Communiqué REMDH
Le Réseau euro-méditerranéen des droits de l’Homme (REMDH) tient à exprimer sa plus vive préoccupation quant au rejet de la demande de récusation du juge soumise à la Cour d’appel du Caire par le militant Alaa Abdel Fattah. Le REMDH s’inquiète également de l’accélération de son procès.
Le samedi 17 mai, la Cour a décidé que le juge Mohammed El-Fikki pourrait continuer à présider le procès d’Alaa Abdel Fattah, malgré l’animosité manifeste entre les deux hommes, qui remonte à une plainte que M. Abdel Fattah avait introduite contre ce magistrat pour fraude électorale en 2005. La prochaine audience de M. Abdel Fattah a été prévue à la hâte pour le 25 mai 2014.
Malgré la décision de la Cour, le REMDH exhorte le juge El-Fikki à se dessaisir de l’affaire de M. Abdel Fattah, dans la mesure où sa présence rend difficile la tenue d’un procès équitable et porte atteinte à l’impartialité de la Cour. Nous appelons l’Union européenne à envoyer des observateurs sur place, afin d’examiner la conformité de cette procédure aux normes internationales en matière de procès équitable.

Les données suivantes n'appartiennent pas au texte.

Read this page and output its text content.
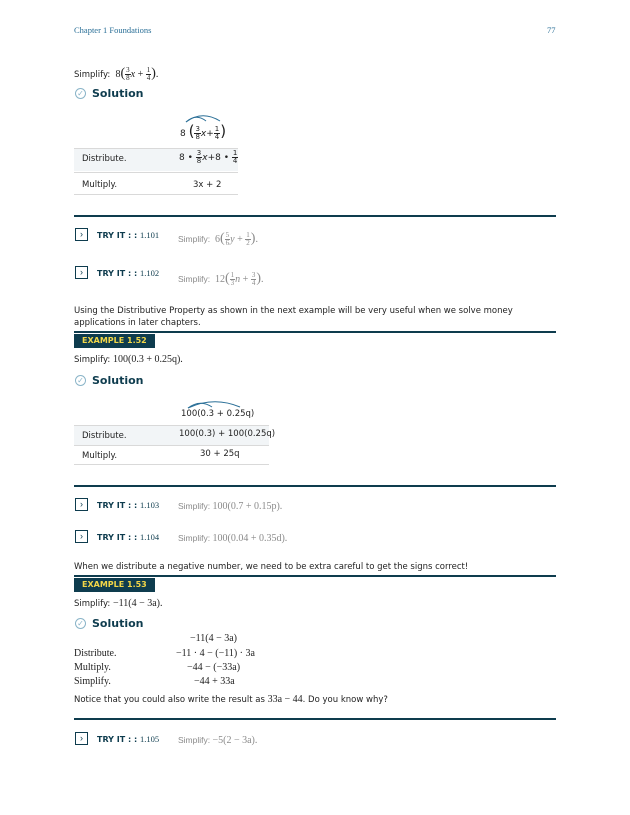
Chapter 1 Foundations	77
Simplify:  $8( \frac{3}{8}$ $x + \frac{1}{4}$ ).
✓ Solution
8 ( $\frac{3}{8} x+ \frac{1}{4}$ )
Distribute.	8 • $\frac{3}{8} x+8$ • $\frac{1}{4}$
Multiply.	3x + 2
›	TRY IT : : 1.101 Simplify:  $6( \frac{5}{6}$ $y + \frac{1}{2}$ ).
›	TRY IT : : 1.102
Simplify:  $12( \frac{1}{3}$ $n + \frac{3}{4}$ ).
Using the Distributive Property as shown in the next example will be very useful when we solve money applications in later chapters.
EXAMPLE 1.52
Simplify: 100(0.3 + 0.25q).
✓ Solution
100(0.3 + 0.25q)
Distribute.	100(0.3) + 100(0.25q)
Multiply.	30 + 25q
›	TRY IT : : 1.103 Simplify: 100(0.7 + 0.15p).
›	TRY IT : : 1.104 Simplify: 100(0.04 + 0.35d).
When we distribute a negative number, we need to be extra careful to get the signs correct!
EXAMPLE 1.53
Simplify: −11(4 − 3a).
✓ Solution
−11(4 − 3a)
Distribute.	−11 · 4 − (−11) · 3a
Multiply.	−44 − (−33a)
Simplify.	−44 + 33a
Notice that you could also write the result as 33a − 44. Do you know why?
›	TRY IT : : 1.105 Simplify: −5(2 − 3a).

M. Abdel Fattah, tout comme 24 autres prévenus, est poursuivi en vertu de la nouvelle « loi relative aux manifestations », un texte législatif controversé. Il est accusé d’avoir « participé à une manifestation », d’avoir « agressé un officier de police » et d’avoir « incité à la protestation ». Cette loi limite les manifestations pacifiques, en violation des normes internationales, et permet aux agents de sécurité d’interdire n’importe quelle manifestation, et ce à leur seule discrétion. Elle permet également l’application d’une responsabilité collective et de sanctions disproportionnées.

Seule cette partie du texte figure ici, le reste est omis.